Artson Engineering: The company has bagged a purchase order for Fabrication and Supply of Steel Structures for a steel plant. The estimated order value is Rs 10.77 crore. The company had last month bagged order worth Rs 13.26 crore. The purchase order is for Fabrication and Supply of Building Structure for a mining plant. Artson Engineering is engaged in pioneering work in developing products and systems in fuel handling and tankage construction activities in refineries, which led the company to become one of the foremost companies in India with specialization in Petroleum Storage and handling systems.

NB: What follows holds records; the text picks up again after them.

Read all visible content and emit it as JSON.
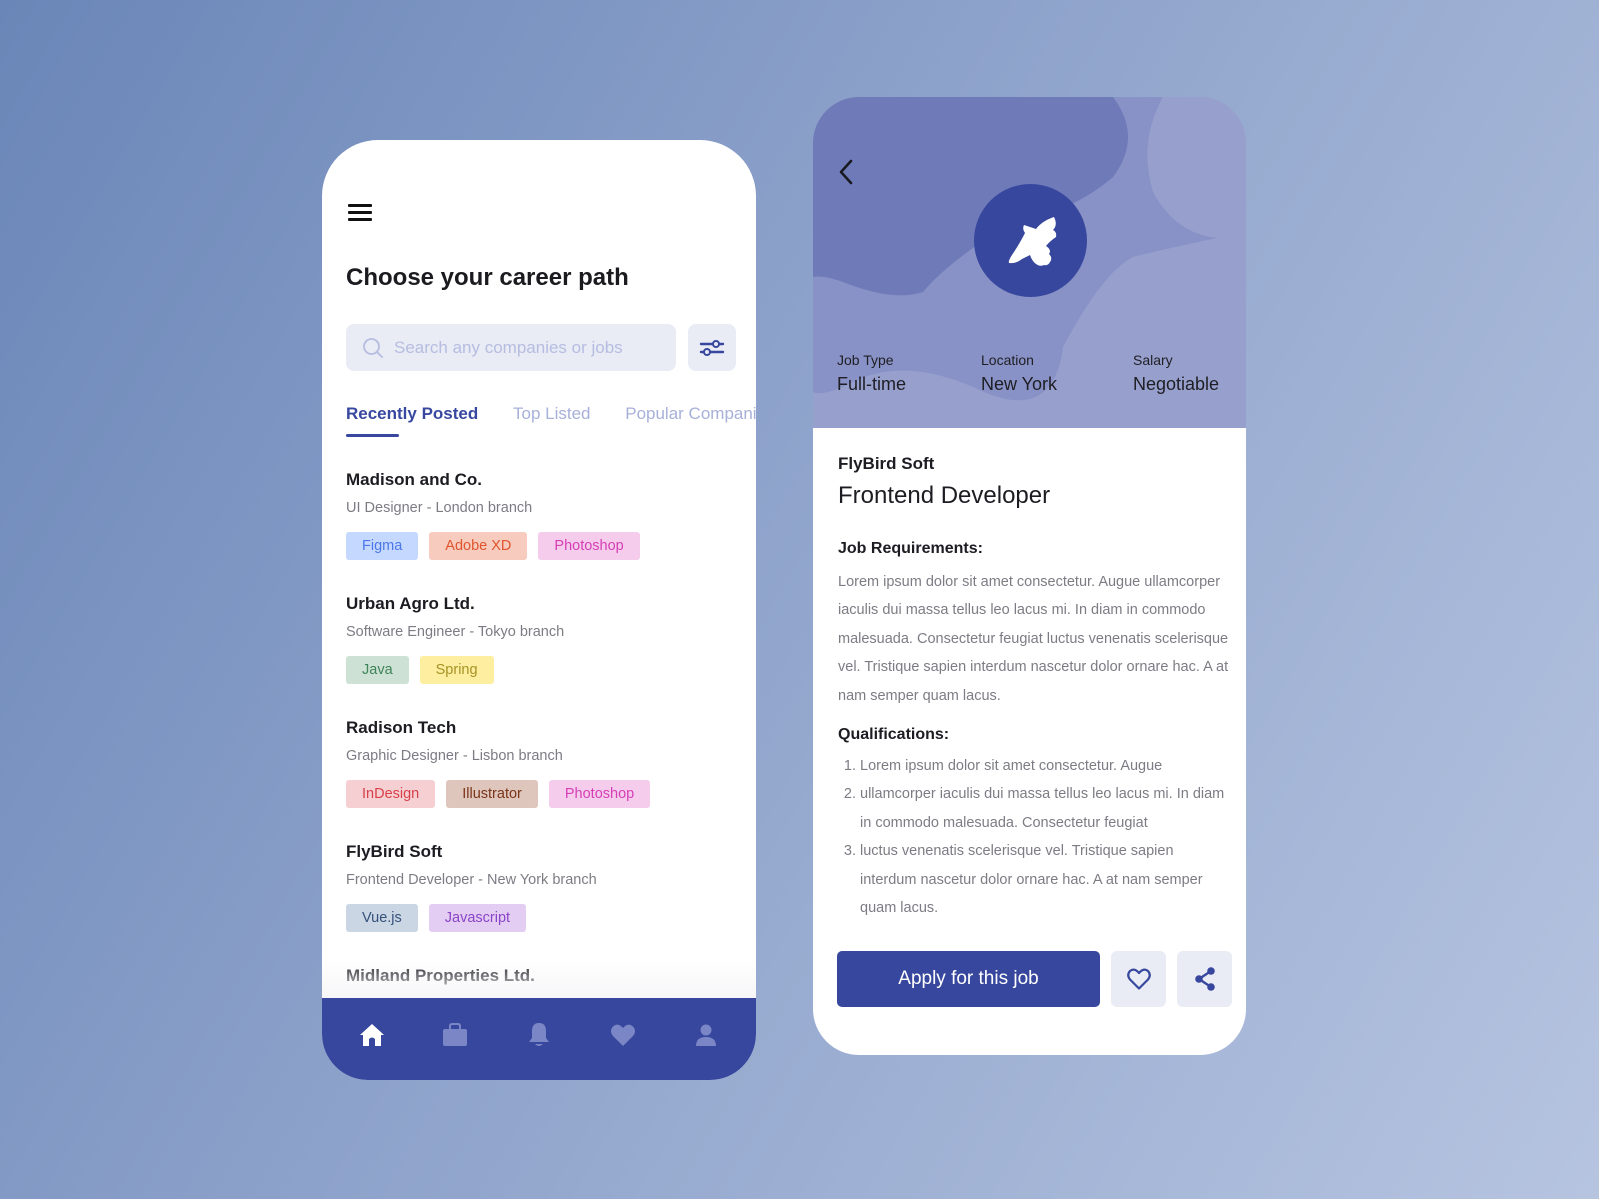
{
  "colors": {
    "primary": "#37479d",
    "muted_tab": "#a7b0d8",
    "search_bg": "#e9ebf5",
    "hero_bg": "#97a0cd"
  },
  "list_screen": {
    "menu_icon": "hamburger-menu-icon",
    "title": "Choose your career path",
    "search": {
      "placeholder": "Search any companies or jobs",
      "value": "",
      "icon": "search-icon"
    },
    "filter_icon": "sliders-icon",
    "tabs": [
      {
        "label": "Recently Posted",
        "active": true
      },
      {
        "label": "Top Listed",
        "active": false
      },
      {
        "label": "Popular Companies",
        "active": false
      }
    ],
    "jobs": [
      {
        "company": "Madison and Co.",
        "role": "UI Designer - London branch",
        "tags": [
          {
            "label": "Figma",
            "bg": "#c5d8ff",
            "fg": "#4a78e8"
          },
          {
            "label": "Adobe XD",
            "bg": "#f7cbbd",
            "fg": "#e0552e"
          },
          {
            "label": "Photoshop",
            "bg": "#f5ccec",
            "fg": "#d53fb6"
          }
        ]
      },
      {
        "company": "Urban Agro Ltd.",
        "role": "Software Engineer - Tokyo branch",
        "tags": [
          {
            "label": "Java",
            "bg": "#cde2d5",
            "fg": "#3f8358"
          },
          {
            "label": "Spring",
            "bg": "#fdeea0",
            "fg": "#a79324"
          }
        ]
      },
      {
        "company": "Radison Tech",
        "role": "Graphic Designer - Lisbon branch",
        "tags": [
          {
            "label": "InDesign",
            "bg": "#f6cfd2",
            "fg": "#d7404a"
          },
          {
            "label": "Illustrator",
            "bg": "#dfc6bd",
            "fg": "#7a3418"
          },
          {
            "label": "Photoshop",
            "bg": "#f5ccec",
            "fg": "#d53fb6"
          }
        ]
      },
      {
        "company": "FlyBird Soft",
        "role": "Frontend Developer - New York branch",
        "tags": [
          {
            "label": "Vue.js",
            "bg": "#cad6e3",
            "fg": "#35507a"
          },
          {
            "label": "Javascript",
            "bg": "#e3cdf2",
            "fg": "#8a45c8"
          }
        ]
      },
      {
        "company": "Midland Properties Ltd.",
        "role": "",
        "tags": []
      }
    ],
    "bottom_nav": [
      {
        "icon": "home-icon",
        "active": true
      },
      {
        "icon": "briefcase-icon",
        "active": false
      },
      {
        "icon": "bell-icon",
        "active": false
      },
      {
        "icon": "heart-icon",
        "active": false
      },
      {
        "icon": "user-icon",
        "active": false
      }
    ]
  },
  "detail_screen": {
    "back_icon": "chevron-left-icon",
    "logo_icon": "bird-logo-icon",
    "meta": [
      {
        "label": "Job Type",
        "value": "Full-time"
      },
      {
        "label": "Location",
        "value": "New York"
      },
      {
        "label": "Salary",
        "value": "Negotiable"
      }
    ],
    "company": "FlyBird Soft",
    "title": "Frontend Developer",
    "requirements_heading": "Job Requirements:",
    "requirements_text": "Lorem ipsum dolor sit amet consectetur. Augue ullamcorper iaculis dui massa tellus leo lacus mi. In diam in commodo malesuada. Consectetur feugiat luctus venenatis scelerisque vel. Tristique sapien interdum nascetur dolor ornare hac. A at nam semper quam lacus.",
    "qualifications_heading": "Qualifications:",
    "qualifications": [
      "Lorem ipsum dolor sit amet consectetur. Augue",
      "ullamcorper iaculis dui massa tellus leo lacus mi. In diam in commodo malesuada. Consectetur feugiat",
      "luctus venenatis scelerisque vel. Tristique sapien interdum nascetur dolor ornare hac. A at nam semper quam lacus."
    ],
    "apply_label": "Apply for this job",
    "favorite_icon": "heart-outline-icon",
    "share_icon": "share-icon"
  }
}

Indian Oil Corporation: Assisted e-commerce platform StoreKing has tied up with Indian Oil Corporation (IOC) to provide services across petrol bunks in Tier-III and rural areas across the country. The partnership will give StoreKing access to 25,000 touch points across the country, of which 7,500 would be in rural locations. The programme, being piloted in Karnataka, will see the setting up of kiosks at petrol bunks, where customers will be able to order for products online, pay for these and pick up deliveries. StoreKing and IOC plan to set up 250 such centres across the state by March. The tie up will help IOC petrol pump owners earn additional income while the oil firm is looking at the partnership as a way to improve walk-ins.